Feeling rejected, I walked across the street from my office and opened an account at Bank of America. This branch exuded ugliness, from the low, dark building, to the ancient, grubby Windows terminals, to the tacky welcome kit. Though I missed Citibank’s shiny ATMs, pride kept me there even as the terminal crashed three times on the young Relationship Manager who was setting up my account. “Your first check will take three weeks to clear,” she said. That seemed fair enough.
Then I tried to confirm receipt of the credit card and debit card that arrived two weeks later.(They are almost identical, and butt-ugly. I’m not sure how customers with poor eyesight are supposed to manage.) On two separate calls, I had to sit through a six-minute pitch for an identity theft protection ‘service,’ which I didn’t want. There was no indication that my card had been confirmed until right at the end, so each time I was trapped with a robot huckster. “Welcome to Bank of America,” she lied.
Then I went to the branch and deposited a pair of checks. Since I was a new customer, the teller told me, they were going to place a ‘Hold’ on them for three weeks. I asked how long this policy would apply, and he consulted a more senior employee.
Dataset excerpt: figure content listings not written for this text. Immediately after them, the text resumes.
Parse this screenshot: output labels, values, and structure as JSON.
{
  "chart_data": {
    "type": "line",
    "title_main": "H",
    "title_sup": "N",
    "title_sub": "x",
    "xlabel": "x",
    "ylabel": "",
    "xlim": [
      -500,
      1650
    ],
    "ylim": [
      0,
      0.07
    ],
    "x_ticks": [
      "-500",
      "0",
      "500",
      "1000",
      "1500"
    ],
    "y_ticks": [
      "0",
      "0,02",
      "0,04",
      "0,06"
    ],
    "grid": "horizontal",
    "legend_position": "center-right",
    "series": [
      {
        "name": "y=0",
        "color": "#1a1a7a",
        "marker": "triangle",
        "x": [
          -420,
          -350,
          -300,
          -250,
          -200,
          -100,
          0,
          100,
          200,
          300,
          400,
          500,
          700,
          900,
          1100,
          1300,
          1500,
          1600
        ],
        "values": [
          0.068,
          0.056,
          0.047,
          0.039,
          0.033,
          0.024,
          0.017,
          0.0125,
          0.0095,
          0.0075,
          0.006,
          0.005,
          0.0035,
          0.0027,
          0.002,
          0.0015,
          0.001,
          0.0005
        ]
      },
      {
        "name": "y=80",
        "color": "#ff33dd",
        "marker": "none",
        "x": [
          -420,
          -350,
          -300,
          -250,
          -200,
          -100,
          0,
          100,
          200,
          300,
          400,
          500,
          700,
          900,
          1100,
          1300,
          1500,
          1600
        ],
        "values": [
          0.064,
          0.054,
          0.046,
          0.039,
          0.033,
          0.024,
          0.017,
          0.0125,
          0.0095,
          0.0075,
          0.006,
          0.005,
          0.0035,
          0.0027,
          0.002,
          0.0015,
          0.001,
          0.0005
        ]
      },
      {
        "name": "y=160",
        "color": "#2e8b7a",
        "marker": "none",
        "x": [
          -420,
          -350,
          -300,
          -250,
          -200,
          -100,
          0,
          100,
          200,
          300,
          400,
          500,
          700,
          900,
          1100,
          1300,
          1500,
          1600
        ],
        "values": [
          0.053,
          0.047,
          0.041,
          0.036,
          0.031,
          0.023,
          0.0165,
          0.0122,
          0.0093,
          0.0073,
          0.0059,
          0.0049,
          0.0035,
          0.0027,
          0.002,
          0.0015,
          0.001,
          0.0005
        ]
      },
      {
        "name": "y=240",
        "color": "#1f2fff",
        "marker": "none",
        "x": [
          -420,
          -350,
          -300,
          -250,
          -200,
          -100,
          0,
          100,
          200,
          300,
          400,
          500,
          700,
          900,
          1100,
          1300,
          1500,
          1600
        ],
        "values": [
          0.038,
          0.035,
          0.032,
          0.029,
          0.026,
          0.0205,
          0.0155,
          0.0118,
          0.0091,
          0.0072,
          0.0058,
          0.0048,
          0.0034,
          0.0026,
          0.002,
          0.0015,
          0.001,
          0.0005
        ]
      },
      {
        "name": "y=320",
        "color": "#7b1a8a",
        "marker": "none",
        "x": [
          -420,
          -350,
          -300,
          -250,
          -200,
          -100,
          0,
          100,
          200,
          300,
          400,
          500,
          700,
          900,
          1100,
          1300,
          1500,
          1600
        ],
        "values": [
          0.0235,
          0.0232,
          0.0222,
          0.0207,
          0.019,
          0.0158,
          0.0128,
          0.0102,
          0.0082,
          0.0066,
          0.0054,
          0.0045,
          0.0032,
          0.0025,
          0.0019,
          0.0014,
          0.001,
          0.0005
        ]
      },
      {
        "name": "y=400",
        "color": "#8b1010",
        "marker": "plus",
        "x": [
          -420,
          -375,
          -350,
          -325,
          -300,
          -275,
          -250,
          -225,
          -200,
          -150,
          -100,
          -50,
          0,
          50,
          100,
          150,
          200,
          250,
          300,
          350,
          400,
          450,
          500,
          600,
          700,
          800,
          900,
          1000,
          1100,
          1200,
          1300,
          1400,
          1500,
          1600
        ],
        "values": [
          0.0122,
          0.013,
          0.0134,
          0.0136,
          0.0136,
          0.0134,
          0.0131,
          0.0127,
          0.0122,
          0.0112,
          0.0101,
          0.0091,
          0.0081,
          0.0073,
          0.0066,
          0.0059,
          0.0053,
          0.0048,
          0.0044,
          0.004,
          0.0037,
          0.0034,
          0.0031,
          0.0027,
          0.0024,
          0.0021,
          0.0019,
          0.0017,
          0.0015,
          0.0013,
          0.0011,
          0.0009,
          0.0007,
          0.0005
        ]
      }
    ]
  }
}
I’d be on ‘probation’ for six months, she explained.
Probation? These people are getting automatic delivery of my paycheck.
I told the poor young clerks that these experiences were not what I’d hoped for as a new customer. They looked stricken. ‘We can’t do anything. Corporate doesn’t listen to us. Maybe if customers told them they’d do something, but we have no way to tell them. Maybe you should try to find out who to complain to.’ They had no idea who that might be. “Corporate?” they bleated.
Bank of America, are you listening? You’re toast.